Глава 23 Школа наслаждений. Книги

We use cookies. Read the Privacy and Cookie Policy

Глава 23

Школа наслаждений. Книги

Принято считать, что главное в русском роке — слово. Одни, правда, полагают, что это — отрицательное качество нашего рока, другие, наоборот, положительно оценивают приоритет слова. Но и те и другие признают, что за рубежом к слову относятся с меньшим почтением, нежели у нас. Поэтому можно смело сказать, что работа со словом — отличительная черта именно нашего рока. Вот почему интересно узнать, какое слово было вначале, еще до того, как тот или иной рокер начал писать свои песни. Короче говоря, мы решили поспрашивать наших музыкантов о том, какая книга повлияла на их мировоззрение.

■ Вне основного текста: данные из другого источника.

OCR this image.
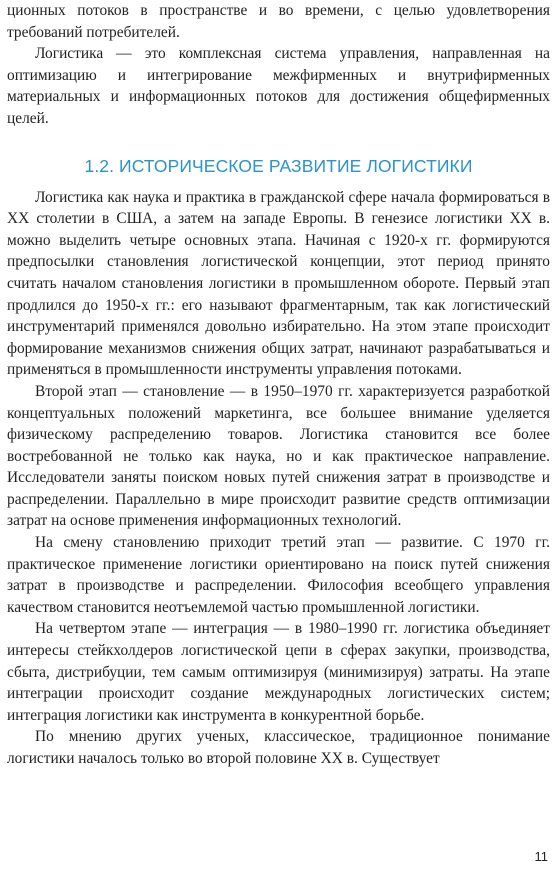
ционных потоков в пространстве и во времени, с целью удовлетворения требований потребителей.

Логистика — это комплексная система управления, направленная на оптимизацию и интегрирование межфирменных и внутрифирменных материальных и информационных потоков для достижения общефирменных целей.

1.2. ИСТОРИЧЕСКОЕ РАЗВИТИЕ ЛОГИСТИКИ

Логистика как наука и практика в гражданской сфере начала формироваться в XX столетии в США, а затем на западе Европы. В генезисе логистики XX в. можно выделить четыре основных этапа. Начиная с 1920-х гг. формируются предпосылки становления логистической концепции, этот период принято считать началом становления логистики в промышленном обороте. Первый этап продлился до 1950-х гг.: его называют фрагментарным, так как логистический инструментарий применялся довольно избирательно. На этом этапе происходит формирование механизмов снижения общих затрат, начинают разрабатываться и применяться в промышленности инструменты управления потоками.

Второй этап — становление — в 1950–1970 гг. характеризуется разработкой концептуальных положений маркетинга, все большее внимание уделяется физическому распределению товаров. Логистика становится все более востребованной не только как наука, но и как практическое направление. Исследователи заняты поиском новых путей снижения затрат в производстве и распределении. Параллельно в мире происходит развитие средств оптимизации затрат на основе применения информационных технологий.

На смену становлению приходит третий этап — развитие. С 1970 гг. практическое применение логистики ориентировано на поиск путей снижения затрат в производстве и распределении. Философия всеобщего управления качеством становится неотъемлемой частью промышленной логистики.

На четвертом этапе — интеграция — в 1980–1990 гг. логистика объединяет интересы стейкхолдеров логистической цепи в сферах закупки, производства, сбыта, дистрибуции, тем самым оптимизируя (минимизируя) затраты. На этапе интеграции происходит создание международных логистических систем; интеграция логистики как инструмента в конкурентной борьбе.

По мнению других ученых, классическое, традиционное понимание логистики началось только во второй половине XX в. Существует

11
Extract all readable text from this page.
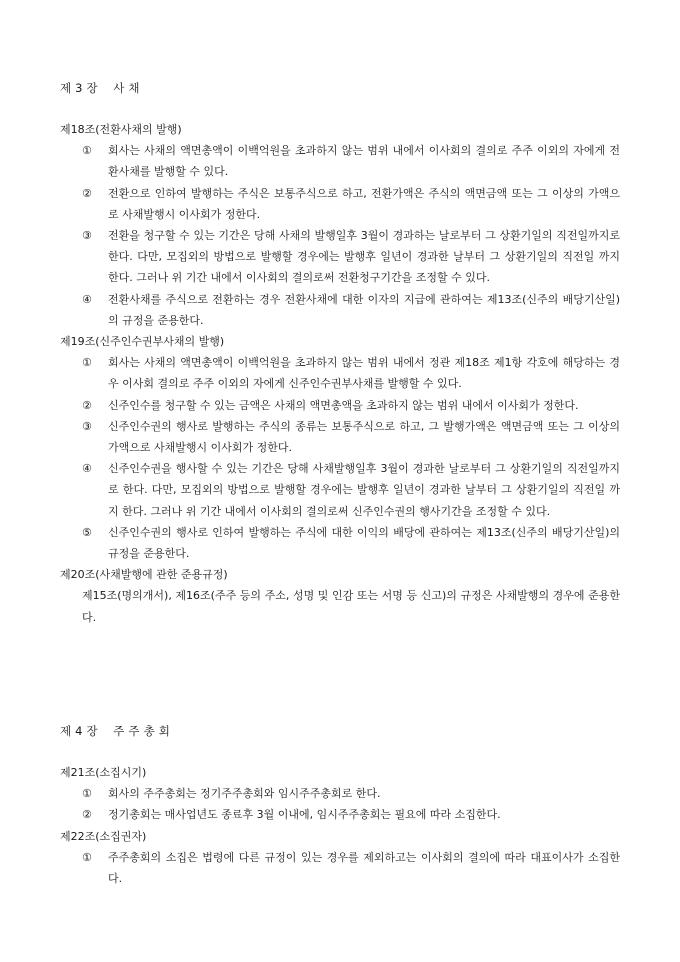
제 3 장    사 채
제18조(전환사채의 발행)
①	회사는 사채의 액면총액이 이백억원을 초과하지 않는 범위 내에서 이사회의 결의로 주주 이외의 자에게 전환사채를 발행할 수 있다.
②	전환으로 인하여 발행하는 주식은 보통주식으로 하고, 전환가액은 주식의 액면금액 또는 그 이상의 가액으로 사채발행시 이사회가 정한다.
③	전환을 청구할 수 있는 기간은 당해 사채의 발행일후 3월이 경과하는 날로부터 그 상환기일의 직전일까지로 한다. 다만, 모집외의 방법으로 발행할 경우에는 발행후 일년이 경과한 날부터 그 상환기일의 직전일 까지 한다. 그러나 위 기간 내에서 이사회의 결의로써 전환청구기간을 조정할 수 있다.
④	전환사채를 주식으로 전환하는 경우 전환사채에 대한 이자의 지급에 관하여는 제13조(신주의 배당기산일)의 규정을 준용한다.
제19조(신주인수권부사채의 발행)
①	회사는 사채의 액면총액이 이백억원을 초과하지 않는 범위 내에서 정관 제18조 제1항 각호에 해당하는 경우 이사회 결의로 주주 이외의 자에게 신주인수권부사채를 발행할 수 있다.
②	신주인수를 청구할 수 있는 금액은 사채의 액면총액을 초과하지 않는 범위 내에서 이사회가 정한다.
③	신주인수권의 행사로 발행하는 주식의 종류는 보통주식으로 하고, 그 발행가액은 액면금액 또는 그 이상의 가액으로 사채발행시 이사회가 정한다.
④	신주인수권을 행사할 수 있는 기간은 당해 사채발행일후 3월이 경과한 날로부터 그 상환기일의 직전일까지로 한다. 다만, 모집외의 방법으로 발행할 경우에는 발행후 일년이 경과한 날부터 그 상환기일의 직전일 까지 한다. 그러나 위 기간 내에서 이사회의 결의로써 신주인수권의 행사기간을 조정할 수 있다.
⑤	신주인수권의 행사로 인하여 발행하는 주식에 대한 이익의 배당에 관하여는 제13조(신주의 배당기산일)의 규정을 준용한다.
제20조(사채발행에 관한 준용규정)
제15조(명의개서), 제16조(주주 등의 주소, 성명 및 인감 또는 서명 등 신고)의 규정은 사채발행의 경우에 준용한다.
제 4 장    주 주 총 회
제21조(소집시기)
①	회사의 주주총회는 정기주주총회와 임시주주총회로 한다.
②	정기총회는 매사업년도 종료후 3월 이내에, 임시주주총회는 필요에 따라 소집한다.
제22조(소집권자)
①	주주총회의 소집은 법령에 다른 규정이 있는 경우를 제외하고는 이사회의 결의에 따라 대표이사가 소집한다.
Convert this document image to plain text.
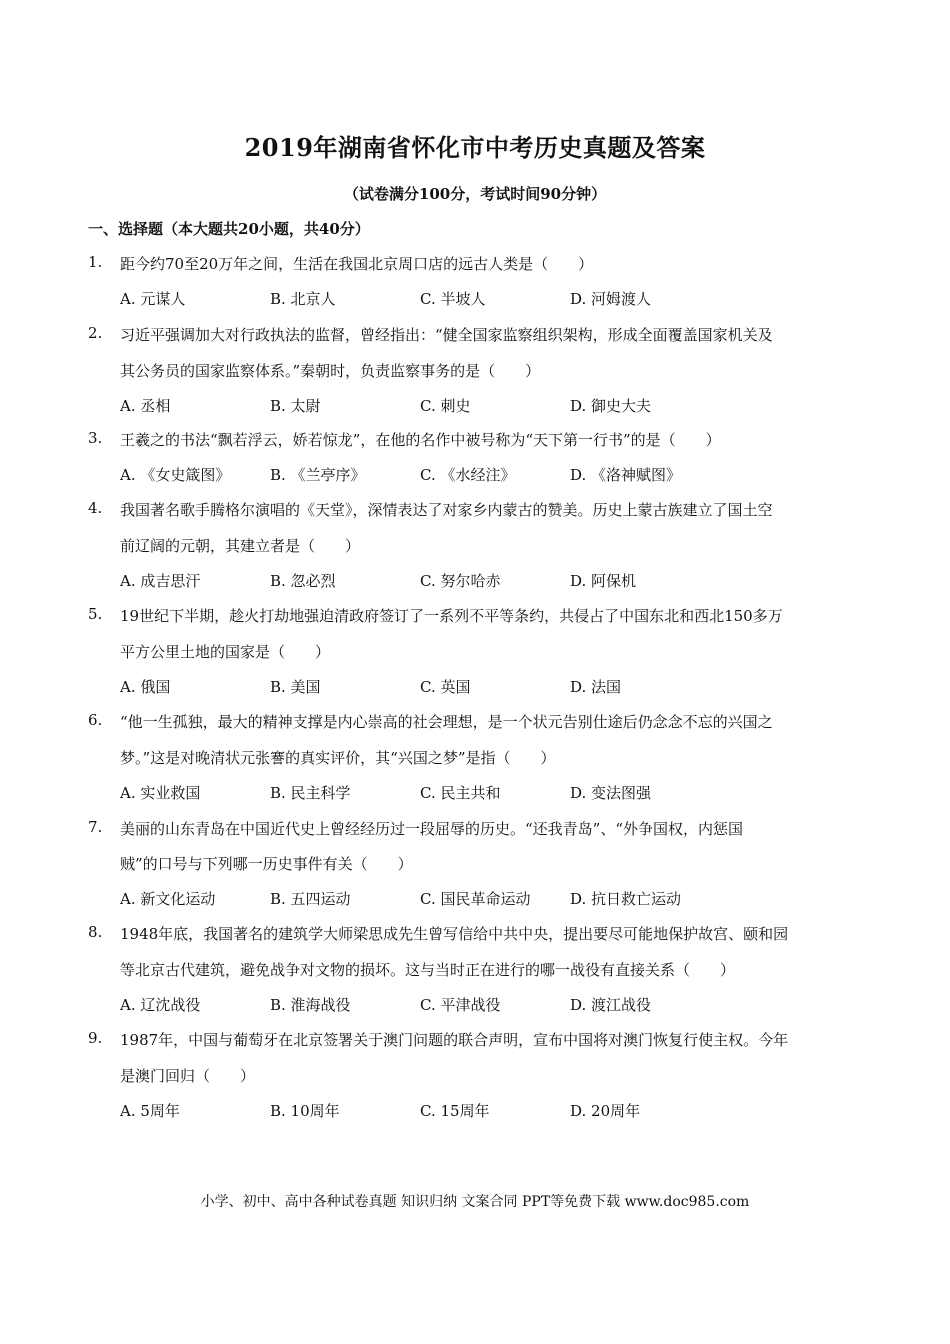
2019年湖南省怀化市中考历史真题及答案
（试卷满分100分，考试时间90分钟）
一、选择题（本大题共20小题，共40分）
1. 距今约70至20万年之间，生活在我国北京周口店的远古人类是（　　）
A. 元谋人	B. 北京人	C. 半坡人	D. 河姆渡人
2. 习近平强调加大对行政执法的监督，曾经指出：“健全国家监察组织架构，形成全面覆盖国家机关及
其公务员的国家监察体系。”秦朝时，负责监察事务的是（　　）
A. 丞相	B. 太尉	C. 刺史	D. 御史大夫
3. 王羲之的书法“飘若浮云，娇若惊龙”，在他的名作中被号称为“天下第一行书”的是（　　）
A. 《女史箴图》	B. 《兰亭序》	C. 《水经注》	D. 《洛神赋图》
4. 我国著名歌手腾格尔演唱的《天堂》，深情表达了对家乡内蒙古的赞美。历史上蒙古族建立了国土空
前辽阔的元朝，其建立者是（　　）
A. 成吉思汗	B. 忽必烈	C. 努尔哈赤	D. 阿保机
5. 19世纪下半期，趁火打劫地强迫清政府签订了一系列不平等条约，共侵占了中国东北和西北150多万
平方公里土地的国家是（　　）
A. 俄国	B. 美国	C. 英国	D. 法国
6. “他一生孤独，最大的精神支撑是内心崇高的社会理想，是一个状元告别仕途后仍念念不忘的兴国之
梦。”这是对晚清状元张謇的真实评价，其“兴国之梦”是指（　　）
A. 实业救国	B. 民主科学	C. 民主共和	D. 变法图强
7. 美丽的山东青岛在中国近代史上曾经经历过一段屈辱的历史。“还我青岛”、“外争国权，内惩国
贼”的口号与下列哪一历史事件有关（　　）
A. 新文化运动	B. 五四运动	C. 国民革命运动	D. 抗日救亡运动
8. 1948年底，我国著名的建筑学大师梁思成先生曾写信给中共中央，提出要尽可能地保护故宫、颐和园
等北京古代建筑，避免战争对文物的损坏。这与当时正在进行的哪一战役有直接关系（　　）
A. 辽沈战役	B. 淮海战役	C. 平津战役	D. 渡江战役
9. 1987年，中国与葡萄牙在北京签署关于澳门问题的联合声明，宣布中国将对澳门恢复行使主权。今年
是澳门回归（　　）
A. 5周年	B. 10周年	C. 15周年	D. 20周年
小学、初中、高中各种试卷真题 知识归纳 文案合同 PPT等免费下载 www.doc985.com
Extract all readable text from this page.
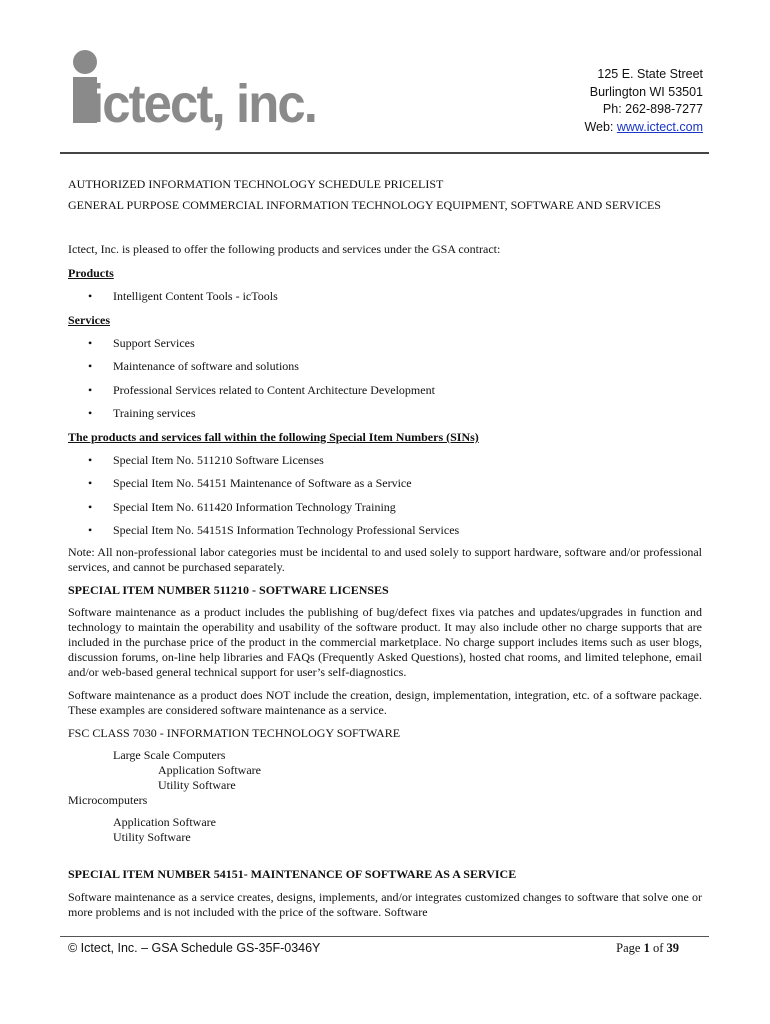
ictect, inc.	125 E. State Street
Burlington WI 53501
Ph: 262-898-7277
Web: www.ictect.com
AUTHORIZED INFORMATION TECHNOLOGY SCHEDULE PRICELIST
GENERAL PURPOSE COMMERCIAL INFORMATION TECHNOLOGY EQUIPMENT, SOFTWARE AND SERVICES
Ictect, Inc. is pleased to offer the following products and services under the GSA contract:
Products
• Intelligent Content Tools - icTools
Services
• Support Services
• Maintenance of software and solutions
• Professional Services related to Content Architecture Development
• Training services
The products and services fall within the following Special Item Numbers (SINs)
• Special Item No. 511210 Software Licenses
• Special Item No. 54151 Maintenance of Software as a Service
• Special Item No. 611420 Information Technology Training
• Special Item No. 54151S Information Technology Professional Services
Note: All non-professional labor categories must be incidental to and used solely to support hardware, software and/or professional services, and cannot be purchased separately.
SPECIAL ITEM NUMBER 511210 - SOFTWARE LICENSES
Software maintenance as a product includes the publishing of bug/defect fixes via patches and updates/upgrades in function and technology to maintain the operability and usability of the software product. It may also include other no charge supports that are included in the purchase price of the product in the commercial marketplace. No charge support includes items such as user blogs, discussion forums, on-line help libraries and FAQs (Frequently Asked Questions), hosted chat rooms, and limited telephone, email and/or web-based general technical support for user’s self-diagnostics.
Software maintenance as a product does NOT include the creation, design, implementation, integration, etc. of a software package. These examples are considered software maintenance as a service.
FSC CLASS 7030 - INFORMATION TECHNOLOGY SOFTWARE
Large Scale Computers
Application Software
Utility Software
Microcomputers
Application Software
Utility Software
SPECIAL ITEM NUMBER 54151- MAINTENANCE OF SOFTWARE AS A SERVICE
Software maintenance as a service creates, designs, implements, and/or integrates customized changes to software that solve one or more problems and is not included with the price of the software. Software
© Ictect, Inc. – GSA Schedule GS-35F-0346Y	Page 1 of 39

Борис Гребенщиков: «То, что я читаю давно, долго и не вижу никаких причин к тому, чтобы это ослабевало, — это «Фэнтези» Дж. Р. Р. Толкиена, то есть саму трилогию и все, что с ней связано и до, и после, и вокруг. Если музыка «The Beatles» меня сфокусировала в одном плане, то Толкиен сцементировал все в многоплановости. До этого был Булгаков, был Аксенов, были братья Стругацкие, но именно реальность Толкиена оказалась мне близка, нужна и необходима для повседневной жизни, причем не как бегство, а как дополнение и необходимое расширение понятия, что такое жизнь вообще! Ценность «Фэнтези» в том, что эта книга дает намеки на то, что возможно иное описание мира, которое мы можем продолжить и довести до реальной консистенции. И рок-н-ролл тоже учит другим закономерностям, но «квадратные» люди с трудом их замечают».

Василий Шумов впервые обратил внимание нашего рок-сообщества на Серебряный век русской поэзии и повернул наш рокерский народ лицом к Гумилеву. Путешествия в дальние страны, поиск опасностей и приключений, тяга к неизведанному, наслаждение красотами первозданной природы — это теперь декларировалось как истинные ценности, к которым должен стремиться современный человек. Шумов предложил и новый образ рок-человека: вместо мрачного, волосатого, заджинсованного музыканта-психоделика образцом для подражания становится подтянутый, опрятно и стильно одетый молодой человек. Может быть, даже летчик или моряк, потому что «девочки игнорируют маменькиных сынков». На новый образ работала и музыкальная концепция группы: ритмы «новой волны», оттененные холодным вокалом Шумова и виртуозными клавишами Локтева.

Шумову вторит Сергей Калугин: «Наверное, я — последняя отрыжка Серебряного века. (Ха-ха-ха!) Эти 70 лет революции — огромная рваная рана. На том краешке раны сидит Серебряный век, а мы — на этом краю закипаем. Поэтому естественно, что когда мы пытаемся эту рану затянуть, то перебрасываем нити, цепляясь за время Серебряного века».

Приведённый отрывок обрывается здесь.